Based on our data, we suggest that plant species and, thus, their ecophysiological adaptation play a key role in determining the microbial diversity of phyllosphere communities. These results agree with the findings of Redford et al. [50], who studied the phyllosphere of 56 tree species representing 14 different plant orders, and who showed that the interspecific geographic variability of a microbial community exceeded the intraspecific variability. The results indicate that the plant species is important for the makeup of microbial communities. Comparison between bacterial communities found in the phyllosphere of tropical trees showed a significant tendency to follow host-plant phylogeny, where similarities between communities increased as hosts were more closely related [51]. We show distinctions in microbial communities, particularly for bacteria, colonizing three phylogenetically divergent plant species sharing the same geographic location. Corresponding with the findings of Redford et al. [50] and Kim et al. [51], our findings also support, if not confirm, the idea that the impact of the host plant on a microbial community is much greater than the effects of geographic location.

In contrast, other research demonstrated that site-specific factors and seasons had a stronger impact on the Methylobacterium-community composition of plant leaves than did plant species-specific factors [52, 53]. This indicates a seasonal, abiotic-induced variability in the alpha diversity. Differences observed between the abiotic parameters measured beneath the shrubs [26] indicate that microenvironmental conditions are impacted by the plant. Furthermore, because the A, HS, and AHA sampled in this study share the same macroenvironment, the distinct microbial composition strengthens the hypothesis that the host-guest relationship is plant-type specific. Consequently, it can be further hypothesized that plant ecophysiological adaptation has an impact on the development and composition of microbial communities. Taken together, our current results demonstrate specific interactions between each plant species and its soil environment that likely arise from the distinct deposition of organic material and the subsequent effects on the microbial soil communities.

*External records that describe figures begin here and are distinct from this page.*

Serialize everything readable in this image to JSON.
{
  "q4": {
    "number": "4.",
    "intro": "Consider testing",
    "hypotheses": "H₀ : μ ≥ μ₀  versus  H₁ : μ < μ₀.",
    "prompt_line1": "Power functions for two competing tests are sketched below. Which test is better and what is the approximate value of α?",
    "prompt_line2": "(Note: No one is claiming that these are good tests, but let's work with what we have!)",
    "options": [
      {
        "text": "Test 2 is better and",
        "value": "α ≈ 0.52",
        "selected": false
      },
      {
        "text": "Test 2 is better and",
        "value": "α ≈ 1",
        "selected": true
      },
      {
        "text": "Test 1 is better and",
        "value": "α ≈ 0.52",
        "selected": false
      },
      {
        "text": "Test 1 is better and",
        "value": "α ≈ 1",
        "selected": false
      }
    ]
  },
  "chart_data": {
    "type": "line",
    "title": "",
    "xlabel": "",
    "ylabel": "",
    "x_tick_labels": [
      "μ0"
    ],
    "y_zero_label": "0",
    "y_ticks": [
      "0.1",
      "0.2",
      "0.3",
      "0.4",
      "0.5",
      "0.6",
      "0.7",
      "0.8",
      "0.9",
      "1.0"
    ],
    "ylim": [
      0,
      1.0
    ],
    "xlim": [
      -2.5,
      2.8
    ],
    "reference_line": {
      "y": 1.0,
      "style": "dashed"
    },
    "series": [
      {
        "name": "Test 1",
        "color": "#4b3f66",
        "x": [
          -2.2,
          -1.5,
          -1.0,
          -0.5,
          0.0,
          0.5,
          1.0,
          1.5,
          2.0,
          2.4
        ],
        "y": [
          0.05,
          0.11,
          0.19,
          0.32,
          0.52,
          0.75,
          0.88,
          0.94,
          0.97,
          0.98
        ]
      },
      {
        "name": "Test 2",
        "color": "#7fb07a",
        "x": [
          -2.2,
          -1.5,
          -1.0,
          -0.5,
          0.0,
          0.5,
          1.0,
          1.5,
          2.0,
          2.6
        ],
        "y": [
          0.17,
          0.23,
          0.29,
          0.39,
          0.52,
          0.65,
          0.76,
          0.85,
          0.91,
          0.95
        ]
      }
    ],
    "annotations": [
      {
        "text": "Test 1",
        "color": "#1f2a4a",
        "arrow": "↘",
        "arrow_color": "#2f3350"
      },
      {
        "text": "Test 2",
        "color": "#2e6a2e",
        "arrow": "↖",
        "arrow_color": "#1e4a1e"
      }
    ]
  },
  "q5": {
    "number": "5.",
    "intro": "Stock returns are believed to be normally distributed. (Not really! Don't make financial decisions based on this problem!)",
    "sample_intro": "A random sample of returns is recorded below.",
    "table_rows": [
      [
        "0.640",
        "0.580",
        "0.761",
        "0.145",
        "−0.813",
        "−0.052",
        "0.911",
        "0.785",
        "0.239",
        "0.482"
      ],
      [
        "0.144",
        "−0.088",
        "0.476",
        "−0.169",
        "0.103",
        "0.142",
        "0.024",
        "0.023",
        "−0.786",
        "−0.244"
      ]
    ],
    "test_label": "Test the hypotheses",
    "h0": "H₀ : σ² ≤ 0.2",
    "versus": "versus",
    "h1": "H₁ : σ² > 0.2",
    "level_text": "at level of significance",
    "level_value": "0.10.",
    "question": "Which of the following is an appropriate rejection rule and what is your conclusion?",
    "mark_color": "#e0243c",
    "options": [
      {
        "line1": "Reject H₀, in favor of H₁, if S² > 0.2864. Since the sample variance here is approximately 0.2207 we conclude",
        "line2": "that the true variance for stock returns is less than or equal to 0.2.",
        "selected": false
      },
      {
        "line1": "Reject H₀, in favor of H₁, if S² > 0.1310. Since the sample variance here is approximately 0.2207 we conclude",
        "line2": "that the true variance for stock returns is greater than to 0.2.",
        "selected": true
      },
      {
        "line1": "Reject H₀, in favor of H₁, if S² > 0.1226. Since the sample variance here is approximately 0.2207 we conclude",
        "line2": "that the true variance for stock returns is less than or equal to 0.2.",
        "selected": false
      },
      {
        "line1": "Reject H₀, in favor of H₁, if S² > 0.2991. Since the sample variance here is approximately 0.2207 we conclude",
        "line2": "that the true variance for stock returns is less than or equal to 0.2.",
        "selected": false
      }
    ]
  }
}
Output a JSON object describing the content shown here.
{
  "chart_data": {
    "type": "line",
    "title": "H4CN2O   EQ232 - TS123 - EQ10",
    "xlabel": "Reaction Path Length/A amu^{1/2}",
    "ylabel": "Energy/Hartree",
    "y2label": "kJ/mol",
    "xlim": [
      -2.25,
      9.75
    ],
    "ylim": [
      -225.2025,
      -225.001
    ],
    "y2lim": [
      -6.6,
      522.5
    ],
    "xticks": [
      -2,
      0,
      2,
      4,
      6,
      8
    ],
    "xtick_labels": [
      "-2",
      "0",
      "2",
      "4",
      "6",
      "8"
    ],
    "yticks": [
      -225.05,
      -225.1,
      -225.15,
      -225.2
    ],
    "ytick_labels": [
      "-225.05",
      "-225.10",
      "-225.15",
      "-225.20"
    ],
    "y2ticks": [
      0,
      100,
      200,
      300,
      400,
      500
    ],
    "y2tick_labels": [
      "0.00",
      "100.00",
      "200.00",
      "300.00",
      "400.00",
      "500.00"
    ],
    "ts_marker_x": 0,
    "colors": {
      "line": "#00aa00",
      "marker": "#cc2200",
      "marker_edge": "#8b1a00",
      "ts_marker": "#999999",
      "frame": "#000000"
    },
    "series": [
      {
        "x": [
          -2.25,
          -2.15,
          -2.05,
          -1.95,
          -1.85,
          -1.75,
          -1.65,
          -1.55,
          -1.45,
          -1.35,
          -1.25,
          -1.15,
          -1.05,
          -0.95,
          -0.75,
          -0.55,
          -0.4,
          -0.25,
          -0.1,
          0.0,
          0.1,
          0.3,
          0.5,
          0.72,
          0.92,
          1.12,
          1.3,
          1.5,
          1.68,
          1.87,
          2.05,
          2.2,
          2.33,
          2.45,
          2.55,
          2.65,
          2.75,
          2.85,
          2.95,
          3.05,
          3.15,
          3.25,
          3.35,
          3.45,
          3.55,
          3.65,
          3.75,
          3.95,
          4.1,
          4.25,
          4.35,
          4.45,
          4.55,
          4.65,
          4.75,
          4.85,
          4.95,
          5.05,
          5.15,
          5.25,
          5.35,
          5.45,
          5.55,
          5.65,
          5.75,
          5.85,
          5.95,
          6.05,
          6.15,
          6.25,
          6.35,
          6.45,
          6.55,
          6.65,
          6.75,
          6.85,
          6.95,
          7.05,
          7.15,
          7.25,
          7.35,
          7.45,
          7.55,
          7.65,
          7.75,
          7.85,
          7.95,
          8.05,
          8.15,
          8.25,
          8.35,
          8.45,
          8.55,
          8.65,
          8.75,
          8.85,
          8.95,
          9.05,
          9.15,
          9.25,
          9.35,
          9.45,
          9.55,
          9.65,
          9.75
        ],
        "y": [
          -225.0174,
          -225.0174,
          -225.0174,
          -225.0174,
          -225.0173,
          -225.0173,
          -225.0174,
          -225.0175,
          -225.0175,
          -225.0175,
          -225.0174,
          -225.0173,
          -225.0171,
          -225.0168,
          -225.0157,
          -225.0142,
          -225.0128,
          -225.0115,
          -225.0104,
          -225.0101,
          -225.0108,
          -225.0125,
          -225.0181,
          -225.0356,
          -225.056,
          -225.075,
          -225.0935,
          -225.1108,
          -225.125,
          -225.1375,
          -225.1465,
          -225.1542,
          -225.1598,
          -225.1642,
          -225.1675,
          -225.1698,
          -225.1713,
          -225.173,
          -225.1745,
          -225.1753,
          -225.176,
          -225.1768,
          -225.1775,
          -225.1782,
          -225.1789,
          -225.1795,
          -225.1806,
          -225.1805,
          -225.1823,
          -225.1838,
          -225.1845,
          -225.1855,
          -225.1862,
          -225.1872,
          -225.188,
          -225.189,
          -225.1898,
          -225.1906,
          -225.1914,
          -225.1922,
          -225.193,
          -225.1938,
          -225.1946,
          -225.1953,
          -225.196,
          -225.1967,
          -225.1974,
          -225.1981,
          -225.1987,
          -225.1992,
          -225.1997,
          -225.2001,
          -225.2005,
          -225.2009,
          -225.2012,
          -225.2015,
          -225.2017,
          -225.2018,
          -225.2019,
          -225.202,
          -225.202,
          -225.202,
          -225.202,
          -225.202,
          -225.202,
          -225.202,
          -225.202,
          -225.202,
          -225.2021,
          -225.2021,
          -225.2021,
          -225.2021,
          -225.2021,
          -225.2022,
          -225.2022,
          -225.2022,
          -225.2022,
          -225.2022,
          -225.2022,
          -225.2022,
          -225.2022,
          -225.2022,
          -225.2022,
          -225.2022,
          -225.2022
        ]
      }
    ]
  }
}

Even though a high proportion of fungi and bacteria function as decomposers in the soil, they degrade plant residues differently and play different roles in the recycling of nutrients [25]. This is partly due to their different choices of habitats within the soil and the different types of organic matter they consume. Material with a lower C/N ratio, which is more labile, would be much more easily decomposed by the microorganisms [25]. Although abiotic and biotic parameters have shown some interactions and the shrubs were observed to have a major impact on the microbial community, a more detailed study will be necessary in order to be able to predict the microbial phyllosphere-community structure based on plant species ecophysiology and, also, to elucidate the role of the temporal and spatial (vertical) components. Moreover, Bowers et al. [19] showed that despite the importance of diversity and biogeography of the microbial community in the atmosphere, which is represented by known and unknown sources, this subject has been understudied. The obvious follow-up question is what the specific roles are played by microbes and/or microbial communities in the adaptation of desert plants to their harsh environment.